The burning of residues left in the field after harvest has been practiced by farmers for many years (Wikipedia says it is approximately 10,000 years). Burning can make field prep easier next spring, and it helps control plant diseases that can over-winter in crop residues. I can vividly remember burning wheat stubble for Charlie Moses, who hired me to help irrigate his small farm of approximately 80 acres just west of Blackfoot, Idaho where I grew up. I was given a handful of matches and told to ride my motorcycle through the field. I lit matches on the gas tank or handle bars of the motorcycle and threw them into the stubble as I rode. By the time I got to the end of the field, if I had done my job correctly, I was being followed by a raging inferno which consumed the stubble, and nearly consumed me and my old Yamaha MX 175.
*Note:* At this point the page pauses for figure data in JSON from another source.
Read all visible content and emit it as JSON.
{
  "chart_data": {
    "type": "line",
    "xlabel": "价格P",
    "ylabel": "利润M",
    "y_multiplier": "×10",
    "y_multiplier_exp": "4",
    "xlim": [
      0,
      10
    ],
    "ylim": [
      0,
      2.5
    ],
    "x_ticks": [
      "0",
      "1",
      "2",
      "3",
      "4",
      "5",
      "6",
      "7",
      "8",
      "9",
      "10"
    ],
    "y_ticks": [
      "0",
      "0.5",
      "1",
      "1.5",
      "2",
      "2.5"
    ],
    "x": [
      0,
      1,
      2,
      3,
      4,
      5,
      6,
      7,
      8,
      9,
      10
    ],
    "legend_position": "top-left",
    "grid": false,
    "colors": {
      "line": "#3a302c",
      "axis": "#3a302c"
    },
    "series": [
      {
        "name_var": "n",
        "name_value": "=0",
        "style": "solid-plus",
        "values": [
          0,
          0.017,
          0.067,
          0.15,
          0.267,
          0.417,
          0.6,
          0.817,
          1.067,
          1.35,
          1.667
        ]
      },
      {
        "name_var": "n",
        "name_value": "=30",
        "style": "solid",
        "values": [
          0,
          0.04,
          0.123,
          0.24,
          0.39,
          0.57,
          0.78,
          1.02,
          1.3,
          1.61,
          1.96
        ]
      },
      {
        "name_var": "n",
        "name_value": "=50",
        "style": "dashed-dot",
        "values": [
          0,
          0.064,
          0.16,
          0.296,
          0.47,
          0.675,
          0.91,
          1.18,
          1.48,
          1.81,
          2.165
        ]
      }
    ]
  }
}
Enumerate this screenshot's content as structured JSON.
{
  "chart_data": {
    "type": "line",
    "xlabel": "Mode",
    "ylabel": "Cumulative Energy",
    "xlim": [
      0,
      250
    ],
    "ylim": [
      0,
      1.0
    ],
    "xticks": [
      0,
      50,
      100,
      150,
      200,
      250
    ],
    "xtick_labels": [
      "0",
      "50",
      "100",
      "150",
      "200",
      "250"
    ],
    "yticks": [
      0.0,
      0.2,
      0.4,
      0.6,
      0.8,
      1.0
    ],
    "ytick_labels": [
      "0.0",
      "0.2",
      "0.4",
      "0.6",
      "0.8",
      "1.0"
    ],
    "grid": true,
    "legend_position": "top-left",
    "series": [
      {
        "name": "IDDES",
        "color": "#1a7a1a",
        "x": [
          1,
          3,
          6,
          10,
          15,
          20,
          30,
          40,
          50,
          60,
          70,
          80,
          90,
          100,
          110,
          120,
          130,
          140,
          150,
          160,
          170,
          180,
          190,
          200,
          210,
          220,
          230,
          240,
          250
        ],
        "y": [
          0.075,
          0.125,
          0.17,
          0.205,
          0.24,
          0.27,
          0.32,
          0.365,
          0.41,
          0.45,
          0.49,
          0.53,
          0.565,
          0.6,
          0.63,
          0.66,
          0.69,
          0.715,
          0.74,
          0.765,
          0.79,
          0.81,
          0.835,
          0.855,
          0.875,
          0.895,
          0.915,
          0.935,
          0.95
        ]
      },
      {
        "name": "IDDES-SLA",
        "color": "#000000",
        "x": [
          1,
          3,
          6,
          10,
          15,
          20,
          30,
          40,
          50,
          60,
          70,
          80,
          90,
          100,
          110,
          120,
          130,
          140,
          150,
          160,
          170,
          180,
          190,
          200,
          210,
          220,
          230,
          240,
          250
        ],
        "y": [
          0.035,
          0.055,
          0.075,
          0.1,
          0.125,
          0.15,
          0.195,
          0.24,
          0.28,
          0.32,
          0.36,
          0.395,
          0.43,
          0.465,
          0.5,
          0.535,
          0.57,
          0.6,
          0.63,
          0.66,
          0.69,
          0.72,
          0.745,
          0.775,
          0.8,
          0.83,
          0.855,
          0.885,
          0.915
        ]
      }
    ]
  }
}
As times have changed, so have people's attitudes about field burning. North Carolina has recently updated its rules on agricultural burning (click here for the press release). The American Agricultural Law Association also recently posted the details of ag burning legislation in Idaho on its blog. Of course, the aim of these rules and statutes is to curb ag burning.
In North Carolina, a memorandum of understanding between the state Department of the Environment and the Department of Agriculture set new guidelines for burning. The North Carolina Department of the Environment's website does not reveal the extent of the new regulations, and I don't have time at the moment to research in depth what the regulations actually say. But it probably isn't a stretch to assume that it is now more difficult to burn crop residues in North Carolina.